The pro is a worse product relative to the max and standard m3 than it used to be.
Apple had one job - make the M3 Pro better than the M2 Pro. Job done - its slightly faster, has significantly better battery life and will most likely prove to have a faster GPU, esp. when hardware ray tracing comes into effect.
Yes, it looks like the M3 Max has got a
better upgrade - but so what?
Anyway, the target market for M3 machines will be people upgrading from Intel and M1, not a relative handful of customers who buy a new $2k minimum laptop every year.
The m3 pro has 37 billion transistors (3 billion less than m2 pro) the max is at 96 billion. Each m3 pro costs Apple significantly less than the m2 pro and this they are increasing margins…

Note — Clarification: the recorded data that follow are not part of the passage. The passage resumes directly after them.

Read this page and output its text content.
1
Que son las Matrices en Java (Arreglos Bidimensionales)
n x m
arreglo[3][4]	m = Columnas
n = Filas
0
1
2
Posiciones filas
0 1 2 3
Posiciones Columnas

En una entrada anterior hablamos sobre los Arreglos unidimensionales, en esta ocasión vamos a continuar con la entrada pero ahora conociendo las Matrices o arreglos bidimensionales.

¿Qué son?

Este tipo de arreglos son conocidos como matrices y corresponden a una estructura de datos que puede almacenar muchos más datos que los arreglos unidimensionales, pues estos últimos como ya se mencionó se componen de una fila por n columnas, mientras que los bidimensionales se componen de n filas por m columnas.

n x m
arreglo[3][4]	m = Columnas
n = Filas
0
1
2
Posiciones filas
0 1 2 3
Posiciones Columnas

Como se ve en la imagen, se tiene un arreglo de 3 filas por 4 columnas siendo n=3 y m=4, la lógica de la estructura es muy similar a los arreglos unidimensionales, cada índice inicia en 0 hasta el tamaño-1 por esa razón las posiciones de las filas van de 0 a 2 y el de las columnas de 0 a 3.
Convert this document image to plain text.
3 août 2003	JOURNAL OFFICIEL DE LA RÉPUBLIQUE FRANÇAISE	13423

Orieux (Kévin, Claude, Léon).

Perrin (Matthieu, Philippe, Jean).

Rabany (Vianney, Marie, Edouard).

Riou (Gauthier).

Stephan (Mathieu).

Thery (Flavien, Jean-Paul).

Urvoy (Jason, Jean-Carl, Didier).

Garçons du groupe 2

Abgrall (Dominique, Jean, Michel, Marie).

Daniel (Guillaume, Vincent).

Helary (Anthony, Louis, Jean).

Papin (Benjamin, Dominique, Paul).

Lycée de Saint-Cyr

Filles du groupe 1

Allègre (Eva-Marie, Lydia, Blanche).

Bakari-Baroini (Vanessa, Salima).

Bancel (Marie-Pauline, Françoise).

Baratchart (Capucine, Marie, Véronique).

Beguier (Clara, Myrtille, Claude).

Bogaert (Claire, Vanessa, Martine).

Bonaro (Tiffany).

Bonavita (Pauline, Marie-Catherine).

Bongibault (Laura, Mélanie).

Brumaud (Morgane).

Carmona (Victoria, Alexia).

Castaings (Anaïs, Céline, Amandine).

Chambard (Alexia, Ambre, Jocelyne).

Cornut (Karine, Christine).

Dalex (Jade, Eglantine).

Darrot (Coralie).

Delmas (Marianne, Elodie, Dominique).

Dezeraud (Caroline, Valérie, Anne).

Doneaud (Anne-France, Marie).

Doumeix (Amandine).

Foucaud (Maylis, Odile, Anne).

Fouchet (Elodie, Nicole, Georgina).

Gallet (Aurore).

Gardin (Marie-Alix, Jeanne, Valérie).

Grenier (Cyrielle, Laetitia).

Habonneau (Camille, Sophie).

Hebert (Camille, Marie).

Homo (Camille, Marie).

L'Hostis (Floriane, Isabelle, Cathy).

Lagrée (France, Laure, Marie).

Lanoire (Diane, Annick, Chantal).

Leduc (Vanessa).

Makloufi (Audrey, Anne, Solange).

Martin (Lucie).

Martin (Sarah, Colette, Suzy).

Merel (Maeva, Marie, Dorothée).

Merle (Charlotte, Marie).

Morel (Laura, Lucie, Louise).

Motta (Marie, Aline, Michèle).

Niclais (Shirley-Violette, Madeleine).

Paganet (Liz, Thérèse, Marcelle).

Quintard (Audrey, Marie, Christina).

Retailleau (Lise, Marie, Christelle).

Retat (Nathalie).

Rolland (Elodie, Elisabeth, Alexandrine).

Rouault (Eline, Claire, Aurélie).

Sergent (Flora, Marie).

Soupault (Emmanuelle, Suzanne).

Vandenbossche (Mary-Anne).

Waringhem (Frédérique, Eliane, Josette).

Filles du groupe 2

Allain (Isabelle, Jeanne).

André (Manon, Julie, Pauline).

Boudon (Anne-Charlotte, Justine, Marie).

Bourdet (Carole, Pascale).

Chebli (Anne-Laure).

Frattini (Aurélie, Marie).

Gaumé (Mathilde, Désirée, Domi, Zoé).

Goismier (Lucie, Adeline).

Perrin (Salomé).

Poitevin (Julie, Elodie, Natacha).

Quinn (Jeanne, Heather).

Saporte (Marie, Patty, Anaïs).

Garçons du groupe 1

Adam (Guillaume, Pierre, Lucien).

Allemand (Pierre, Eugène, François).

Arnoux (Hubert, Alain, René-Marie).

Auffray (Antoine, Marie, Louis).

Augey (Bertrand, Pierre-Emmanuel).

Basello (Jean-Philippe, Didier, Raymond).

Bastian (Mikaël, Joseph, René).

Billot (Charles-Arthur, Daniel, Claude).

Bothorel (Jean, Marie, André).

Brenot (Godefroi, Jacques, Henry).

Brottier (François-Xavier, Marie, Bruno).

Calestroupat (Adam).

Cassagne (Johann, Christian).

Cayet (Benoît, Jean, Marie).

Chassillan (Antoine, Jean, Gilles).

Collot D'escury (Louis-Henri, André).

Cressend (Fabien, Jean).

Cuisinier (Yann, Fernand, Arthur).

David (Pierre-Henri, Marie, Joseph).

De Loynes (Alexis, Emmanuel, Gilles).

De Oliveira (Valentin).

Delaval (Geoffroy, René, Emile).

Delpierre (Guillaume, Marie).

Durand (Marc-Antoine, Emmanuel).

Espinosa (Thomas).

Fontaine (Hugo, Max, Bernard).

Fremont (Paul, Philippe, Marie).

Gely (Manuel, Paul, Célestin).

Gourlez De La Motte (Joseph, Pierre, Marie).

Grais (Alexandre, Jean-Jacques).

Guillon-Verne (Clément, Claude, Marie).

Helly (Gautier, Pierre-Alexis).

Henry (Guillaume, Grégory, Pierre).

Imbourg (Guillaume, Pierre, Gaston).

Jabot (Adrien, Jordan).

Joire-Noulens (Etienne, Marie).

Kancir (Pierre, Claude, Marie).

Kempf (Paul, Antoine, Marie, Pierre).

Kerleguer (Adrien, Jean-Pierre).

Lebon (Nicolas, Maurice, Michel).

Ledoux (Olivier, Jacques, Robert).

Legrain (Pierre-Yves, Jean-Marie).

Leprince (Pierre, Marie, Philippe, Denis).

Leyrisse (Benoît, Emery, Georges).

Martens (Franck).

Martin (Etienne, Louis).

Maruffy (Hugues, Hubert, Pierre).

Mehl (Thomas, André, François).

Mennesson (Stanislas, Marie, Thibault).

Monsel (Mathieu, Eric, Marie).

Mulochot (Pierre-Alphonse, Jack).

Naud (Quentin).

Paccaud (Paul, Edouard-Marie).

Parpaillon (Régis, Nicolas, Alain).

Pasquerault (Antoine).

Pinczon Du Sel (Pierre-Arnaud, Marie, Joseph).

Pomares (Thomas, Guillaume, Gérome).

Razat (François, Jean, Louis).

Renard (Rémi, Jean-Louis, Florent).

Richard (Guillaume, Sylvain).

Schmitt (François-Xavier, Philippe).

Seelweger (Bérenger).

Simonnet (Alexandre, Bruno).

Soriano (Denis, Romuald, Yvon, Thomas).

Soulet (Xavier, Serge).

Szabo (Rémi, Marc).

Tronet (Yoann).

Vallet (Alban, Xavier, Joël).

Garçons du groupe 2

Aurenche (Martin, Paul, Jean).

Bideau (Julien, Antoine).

Sure, the transistor count
will be a factor in the marginal cost but little things like, oh, say, switching to a new 3nm process do require a
teensy bit of investment that needs to be recouped. Also, its no clear but it looks like they've moved to having completely different dies for the Pro and Max rather than the Pro being a Max with a bit left off.
Anyway, last time I looked, Apple were a for-profit company and - in the current climate - its a wonder that they haven't increased the base prices of the Mx Pro machines in line with inflation.
If they had kept the pro at 8+4 they would have achieved this exact aim without unnecessarily decontenting the pro. The max got more cores, there was no need to decontent the pro as well.
Yes there was - battery life. M3 has allowed them to reduce the performance:efficiency core ratio in the M3 Pro and still (slightly) out-perform the M2. A reasonable trade off in a chip that will primarily be used in laptops.